TikTok Announces Opiate-Based User Retention Strategy

Written by: Aaron Sonin

“I can’t believe my friends just take whatever drugs companies push on them,” said one conference attendee, taking a hit from their Juul.
Photo by Connor Betterly

Last Tuesday, TikTok CEO Dayda Broker took to the stage at an investors’ conference to announce the social media giant’s new strategy to increase watch time on the platform. “The average TikTok user spends four hours on the platform every day,” began Broker, walking on stage wearing a blue turtleneck. “Seeing as the typical person is awake for 16 hours every day, that’s a lot of time we’re missing out on.” Broker went on to explain that despite adding integrated shopping, improving the algorithm, and gluing phones to users’ hands, the platform has been unable to increase watch time. “Watch time is an incredibly important metric for us,” Broker continued. “It means that our users are creating engaging content, connecting with their communities more, and generating sweet, sweet data for us to sell to the highest bidder.”

Broker went on to ann­ounce the company’s new strategy for ensuring that users stay on the platform for as long as possible. “We thought to ourselves: what else could users possibly want? What could possibly be more rewarding than scrolling through an endless sea of robot-narrated Reddit posts cur­ated specifically for you?” he said. “And then one day, after watching one of the unpaid interns pour their fifth coffee of the afternoon, it hit me.
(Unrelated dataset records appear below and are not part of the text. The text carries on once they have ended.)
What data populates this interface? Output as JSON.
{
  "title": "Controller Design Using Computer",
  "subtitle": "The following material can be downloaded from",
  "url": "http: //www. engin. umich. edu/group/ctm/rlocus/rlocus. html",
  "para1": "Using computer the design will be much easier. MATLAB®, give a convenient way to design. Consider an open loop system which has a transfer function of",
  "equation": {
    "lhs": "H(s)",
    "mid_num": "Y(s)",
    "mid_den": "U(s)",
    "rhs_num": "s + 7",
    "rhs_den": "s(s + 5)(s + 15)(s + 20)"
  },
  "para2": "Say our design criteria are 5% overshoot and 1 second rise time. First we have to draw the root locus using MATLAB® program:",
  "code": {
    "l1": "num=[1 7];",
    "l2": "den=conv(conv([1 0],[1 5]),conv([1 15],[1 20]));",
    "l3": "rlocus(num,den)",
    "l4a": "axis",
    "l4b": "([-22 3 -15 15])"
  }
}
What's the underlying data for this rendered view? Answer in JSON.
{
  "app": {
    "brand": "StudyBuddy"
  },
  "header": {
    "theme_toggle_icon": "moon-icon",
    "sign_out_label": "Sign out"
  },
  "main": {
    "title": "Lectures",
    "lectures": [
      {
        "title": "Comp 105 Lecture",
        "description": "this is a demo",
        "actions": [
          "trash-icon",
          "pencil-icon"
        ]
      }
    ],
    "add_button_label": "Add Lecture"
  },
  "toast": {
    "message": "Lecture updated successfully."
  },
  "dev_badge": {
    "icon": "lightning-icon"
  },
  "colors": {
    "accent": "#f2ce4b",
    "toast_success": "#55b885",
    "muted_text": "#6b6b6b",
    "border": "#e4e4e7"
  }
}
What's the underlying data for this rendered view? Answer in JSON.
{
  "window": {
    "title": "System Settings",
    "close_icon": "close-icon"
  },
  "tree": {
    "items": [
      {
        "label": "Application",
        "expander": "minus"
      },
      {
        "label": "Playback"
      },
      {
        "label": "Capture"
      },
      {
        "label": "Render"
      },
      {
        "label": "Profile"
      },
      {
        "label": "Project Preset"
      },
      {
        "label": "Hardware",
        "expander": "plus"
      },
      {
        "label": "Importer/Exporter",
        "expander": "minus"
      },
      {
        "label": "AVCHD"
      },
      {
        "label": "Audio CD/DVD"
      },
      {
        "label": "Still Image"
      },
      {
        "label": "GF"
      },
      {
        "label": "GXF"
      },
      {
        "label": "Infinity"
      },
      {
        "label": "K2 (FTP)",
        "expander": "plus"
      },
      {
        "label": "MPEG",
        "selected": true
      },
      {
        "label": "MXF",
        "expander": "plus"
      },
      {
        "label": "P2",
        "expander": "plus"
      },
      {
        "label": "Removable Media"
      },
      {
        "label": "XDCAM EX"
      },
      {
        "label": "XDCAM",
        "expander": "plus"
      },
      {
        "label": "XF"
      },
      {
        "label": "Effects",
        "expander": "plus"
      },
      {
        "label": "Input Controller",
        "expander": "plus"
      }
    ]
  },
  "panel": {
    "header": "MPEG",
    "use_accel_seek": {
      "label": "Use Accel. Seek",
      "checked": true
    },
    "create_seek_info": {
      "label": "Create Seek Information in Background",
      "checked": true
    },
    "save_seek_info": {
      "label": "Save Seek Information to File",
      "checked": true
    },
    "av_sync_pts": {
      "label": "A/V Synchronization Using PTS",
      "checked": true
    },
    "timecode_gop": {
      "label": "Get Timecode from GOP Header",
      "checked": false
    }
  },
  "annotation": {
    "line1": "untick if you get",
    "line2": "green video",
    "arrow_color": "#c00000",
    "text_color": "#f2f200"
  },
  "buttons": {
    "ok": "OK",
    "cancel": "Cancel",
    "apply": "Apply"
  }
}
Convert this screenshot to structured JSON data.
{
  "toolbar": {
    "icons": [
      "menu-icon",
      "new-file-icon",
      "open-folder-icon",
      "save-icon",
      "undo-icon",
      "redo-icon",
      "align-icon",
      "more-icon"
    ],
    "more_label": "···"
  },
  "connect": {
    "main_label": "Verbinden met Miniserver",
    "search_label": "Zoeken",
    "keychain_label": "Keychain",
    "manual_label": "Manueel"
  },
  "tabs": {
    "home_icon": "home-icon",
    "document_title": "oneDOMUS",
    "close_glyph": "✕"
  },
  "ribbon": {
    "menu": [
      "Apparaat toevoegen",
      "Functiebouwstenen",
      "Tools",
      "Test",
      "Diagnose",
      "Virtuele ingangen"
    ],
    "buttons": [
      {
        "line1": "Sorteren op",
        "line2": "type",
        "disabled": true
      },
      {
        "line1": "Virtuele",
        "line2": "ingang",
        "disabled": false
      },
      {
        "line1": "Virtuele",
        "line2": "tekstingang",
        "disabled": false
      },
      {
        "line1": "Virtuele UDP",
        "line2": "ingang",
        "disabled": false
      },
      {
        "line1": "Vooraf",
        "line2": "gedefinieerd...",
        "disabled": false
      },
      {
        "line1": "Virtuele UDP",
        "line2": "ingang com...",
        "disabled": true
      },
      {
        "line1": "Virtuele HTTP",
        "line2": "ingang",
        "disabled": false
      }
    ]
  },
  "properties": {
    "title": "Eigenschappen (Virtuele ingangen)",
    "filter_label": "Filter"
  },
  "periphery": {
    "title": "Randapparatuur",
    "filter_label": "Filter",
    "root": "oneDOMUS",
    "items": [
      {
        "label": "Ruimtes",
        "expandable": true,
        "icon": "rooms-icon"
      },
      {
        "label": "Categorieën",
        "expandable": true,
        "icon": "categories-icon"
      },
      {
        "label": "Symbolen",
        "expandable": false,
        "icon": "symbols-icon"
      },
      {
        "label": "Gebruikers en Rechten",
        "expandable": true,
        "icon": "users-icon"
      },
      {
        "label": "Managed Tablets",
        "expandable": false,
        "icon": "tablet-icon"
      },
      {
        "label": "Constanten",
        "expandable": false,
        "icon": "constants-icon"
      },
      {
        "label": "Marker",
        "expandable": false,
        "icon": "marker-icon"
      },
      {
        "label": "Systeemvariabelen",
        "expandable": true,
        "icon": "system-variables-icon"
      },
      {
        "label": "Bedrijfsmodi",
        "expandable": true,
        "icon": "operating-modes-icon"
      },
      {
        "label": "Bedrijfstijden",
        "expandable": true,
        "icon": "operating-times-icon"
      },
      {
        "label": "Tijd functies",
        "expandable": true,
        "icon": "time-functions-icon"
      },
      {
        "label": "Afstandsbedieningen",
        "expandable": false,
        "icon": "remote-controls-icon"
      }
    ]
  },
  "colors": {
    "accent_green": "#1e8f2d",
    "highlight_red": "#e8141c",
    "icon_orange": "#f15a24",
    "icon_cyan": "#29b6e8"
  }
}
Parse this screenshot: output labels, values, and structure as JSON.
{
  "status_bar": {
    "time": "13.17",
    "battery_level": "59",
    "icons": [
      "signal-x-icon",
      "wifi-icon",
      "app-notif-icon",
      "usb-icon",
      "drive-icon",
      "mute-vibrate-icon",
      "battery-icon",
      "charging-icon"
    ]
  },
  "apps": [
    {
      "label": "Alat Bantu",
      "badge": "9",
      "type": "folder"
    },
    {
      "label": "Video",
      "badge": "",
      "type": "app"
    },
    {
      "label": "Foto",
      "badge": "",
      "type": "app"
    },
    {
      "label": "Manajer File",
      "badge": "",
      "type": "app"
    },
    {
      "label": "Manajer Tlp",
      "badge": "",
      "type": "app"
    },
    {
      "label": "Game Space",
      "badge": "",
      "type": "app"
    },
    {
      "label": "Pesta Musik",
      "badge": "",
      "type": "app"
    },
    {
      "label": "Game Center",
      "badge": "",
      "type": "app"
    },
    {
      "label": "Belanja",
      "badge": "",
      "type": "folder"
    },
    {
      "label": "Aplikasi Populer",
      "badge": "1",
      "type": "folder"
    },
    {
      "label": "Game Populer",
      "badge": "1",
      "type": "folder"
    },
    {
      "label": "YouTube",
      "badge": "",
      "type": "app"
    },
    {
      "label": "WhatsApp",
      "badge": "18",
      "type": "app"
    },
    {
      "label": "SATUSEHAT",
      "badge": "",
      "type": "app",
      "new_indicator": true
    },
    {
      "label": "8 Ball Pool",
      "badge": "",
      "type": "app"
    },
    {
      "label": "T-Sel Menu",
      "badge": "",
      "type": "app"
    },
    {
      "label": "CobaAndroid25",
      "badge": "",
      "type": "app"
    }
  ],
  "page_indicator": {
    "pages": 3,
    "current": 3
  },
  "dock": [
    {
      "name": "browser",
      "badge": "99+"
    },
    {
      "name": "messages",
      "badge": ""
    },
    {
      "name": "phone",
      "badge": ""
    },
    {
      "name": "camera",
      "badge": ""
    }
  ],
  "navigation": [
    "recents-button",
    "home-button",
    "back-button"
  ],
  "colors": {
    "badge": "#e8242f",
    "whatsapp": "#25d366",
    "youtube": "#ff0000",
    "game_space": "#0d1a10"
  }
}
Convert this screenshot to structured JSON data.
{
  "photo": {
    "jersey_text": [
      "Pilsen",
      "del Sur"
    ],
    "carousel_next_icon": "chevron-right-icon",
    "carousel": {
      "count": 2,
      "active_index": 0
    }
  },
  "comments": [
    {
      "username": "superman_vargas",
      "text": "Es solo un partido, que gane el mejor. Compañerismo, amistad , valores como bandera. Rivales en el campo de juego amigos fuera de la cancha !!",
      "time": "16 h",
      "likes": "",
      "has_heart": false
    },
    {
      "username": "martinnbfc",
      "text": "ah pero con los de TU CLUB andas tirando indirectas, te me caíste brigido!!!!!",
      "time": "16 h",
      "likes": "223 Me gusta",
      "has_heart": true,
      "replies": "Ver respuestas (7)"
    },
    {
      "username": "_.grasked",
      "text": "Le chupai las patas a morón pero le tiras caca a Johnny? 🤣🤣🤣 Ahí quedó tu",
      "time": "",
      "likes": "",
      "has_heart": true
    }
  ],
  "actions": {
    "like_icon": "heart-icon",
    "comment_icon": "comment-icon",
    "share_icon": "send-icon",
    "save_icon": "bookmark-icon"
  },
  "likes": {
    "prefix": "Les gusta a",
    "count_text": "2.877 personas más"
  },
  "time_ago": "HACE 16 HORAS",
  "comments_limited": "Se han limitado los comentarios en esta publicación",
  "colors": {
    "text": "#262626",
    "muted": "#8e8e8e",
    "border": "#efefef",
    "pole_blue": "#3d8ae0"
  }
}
We need to reward our users with small doses of psychoactive chemicals.” Broker reached into his pocket and pulled out a small device resembling a cell phone with an IV attached. “I’m proud to introduce our newest innovation: TikTok Morphine.” The audience responded with raucous app­lause and cheering.

In order to illustrate how this new technology would function, Broker performed an onstage demonstration. “After extensive focus group testing, we determined that our younger users are the best candidates for this new technology,” he stated while walking his 16-year-old daughter, Eve, onstage. “TikTok Morphine is incredibly simple to operate,” explained Broker, inserting the IV into his daughter’s arm. “All the user has to do is equip the device, and our proprietary AI algorithm will supply a dosage of morphine as they watch. A larger dose will be dispensed every time a video is liked, and should the user choose to leave the app, the authorities will be immediately notified that the user illegally possesses narcotics.”

When asked about the safety of the device for children, Broker responded, “Of course, the safety of our younger users is of the utmost importance.” He then explained that TikTok Morphine has a built-in parental control feature that will allow parents to limit their child’s dosage by logging into the app, downloading and filling out the 37-page opt-out form, having it notarized, mailing it in, and waiting five to seven business weeks. “Besides,” explained Broker, “nobody under the age of 13 can use the app anyway, since we made them check a box saying they were old enough when they signed up. And, as we all know, teenagers are more than capable of making informed decisions on their opiate intake.”